At a market price of $.0005/share it comes out to 2,787,878 common shares for each preferred share. $1150/($.0005 X $.825)
At a market price of $.0004/share it comes out to 3,484,848 common shares for each preferred share. $1150/($.0004 X $.825)
At a market price of $.0003/share it comes out to 4,646,464 common shares for each preferred share. $1150/($.0003 X $.825)
At a market price of $.0002/share it comes out to 6,969,696 common shares for each preferred share. $1150/($.0002 X $.825)
At a market price of $.0001/share it comes out to 13,939,393 common shares for each preferred share. $1150/($.0001 X $.825)
Also keep in mind that the preferred stock isn't the only dilution threat on the AWBN balance sheet.
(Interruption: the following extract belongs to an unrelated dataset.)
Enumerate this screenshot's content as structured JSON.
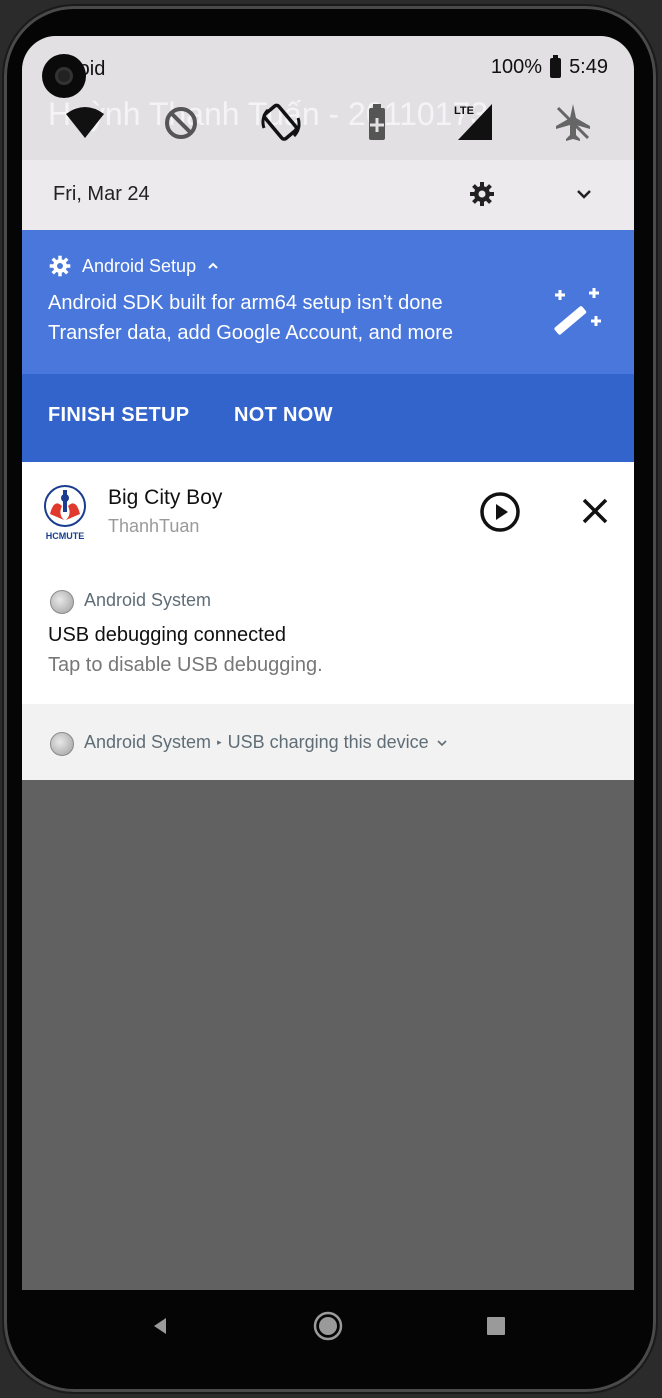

ABWN had $3,730,431 in convertible Debt Notes on the balance sheet on May 31st.
They only converted $1,008,131 of that debt as of July 6, 2018.
As a fully reporting SEC filer I think we are looking at 6 months for convertible debt to be aged enough to be converted into free trading stock so December debt is already past due and January debt is coming due now. March debt won't come due until September.
The way ABWN burns through cash I don't see them using their remaining cash to pay off the debts but maybe they will raise more money from the unit holders exercising their warrants... but of course that's a catch 22 because then you end up facing more dilution from preferred stock conversions instead of convertible debt conversions.